There are three major components of governance system. One is from the government. The public offices whose job is dealing with the technical issues of planning. Another group is the experts group. They did researches and take care of the scientific and technological aspects of the project.
And most importantly, there is the citizen's committee that coordinates these activities. This is the participatory part of the restoration process. So there are three parts: The government, the experts and the citizens. The collaboration between the three groups is very important for this kind of restoration project.
We will now examine the opposition against the restoration process. This is the picture showing the merchants of the Cheonggyecheon area demonstrating against the restoration. They were concerned that the restoration will have negative influence on their business. They were also concerned about the reduction in the transportation flow from the removal of roads. So a governance system with a strong leadership is needed to make an agreement among such parties. This is an example, a case of Gwangtonggyo.
Gwangtonggyo was the biggest bridge over Cheonggyecheon stream and the biggest and the widest bridge in the downtown area. The historic preservation group wanted to restore the bridge in its original location. The picture on the left shows Gwangtonggyo's original location underneath the intersection.
Although it used to be the biggest bridge in the Joseon Dynasty, in today's standards it is a very small bridge difficult to support today's traffic flow. But the historic preservation groups wanted to restore Gwangtonggyo in its original location. But there were some pros and cons. If we were to restore the Gwangtonggyo in its original location, there would be problems of transport flow and in terms of historic preservation if Gwangtonggyo is exposed to sunlight and to the vibrations from cars in transport, it could be harmed.
So the alternative suggestion was to move its location to the middle of the intersections as in the picture on the right. Some revisions were made in the process and the bridge was made to be used by pedestrians only. One of the pros was that by doing this we could preserve Gwangtonggyo better. And if we have better technology later on, we can restore the bridge back to its original location, but until then we need to preserve it this way.
One of the biggest concerns is the flood issue. Flood has been the biggest challenge in this area, especially in the context of Korea. The graph on the left shows the rainfall by month. Because Korea has a rainy season which happens between June and September, most the rainfall is in these couple of months.
So the Cheonggyecheon and its neighboring area are always prone to problems of flooding and the picture on the right shows that the heavy rainfall is increasing nowadays partly because of the change in climate.
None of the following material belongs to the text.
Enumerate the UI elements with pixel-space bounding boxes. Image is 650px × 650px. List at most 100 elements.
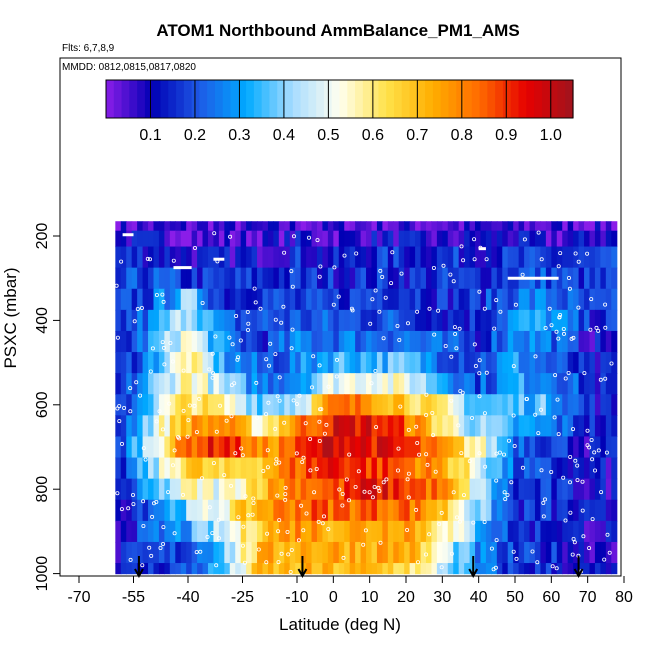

So the flood issue is the biggest concern. Priority of the restoration. As you can see there is flood control, ecological, historical and cultural issues, but we have to prioritize which one should be concerned the most.
In this case, flood control became the top priority. Otherwise the preservation of the area cannot happen. The ecological space is the next priority, while historical and cultural spaces come afterwards in order. The cost and time also became a big challenge. Most of the neighboring merchants and residents wanted this project finished in a short time because they didn't want their lives and business to be interrupted.
This is the comparison between the Cheonggyecheon, High Line, New York and Boston restorations. From the figures you can see that Cheonggyecheon restoration was outstandingly cheaper than other similar projects.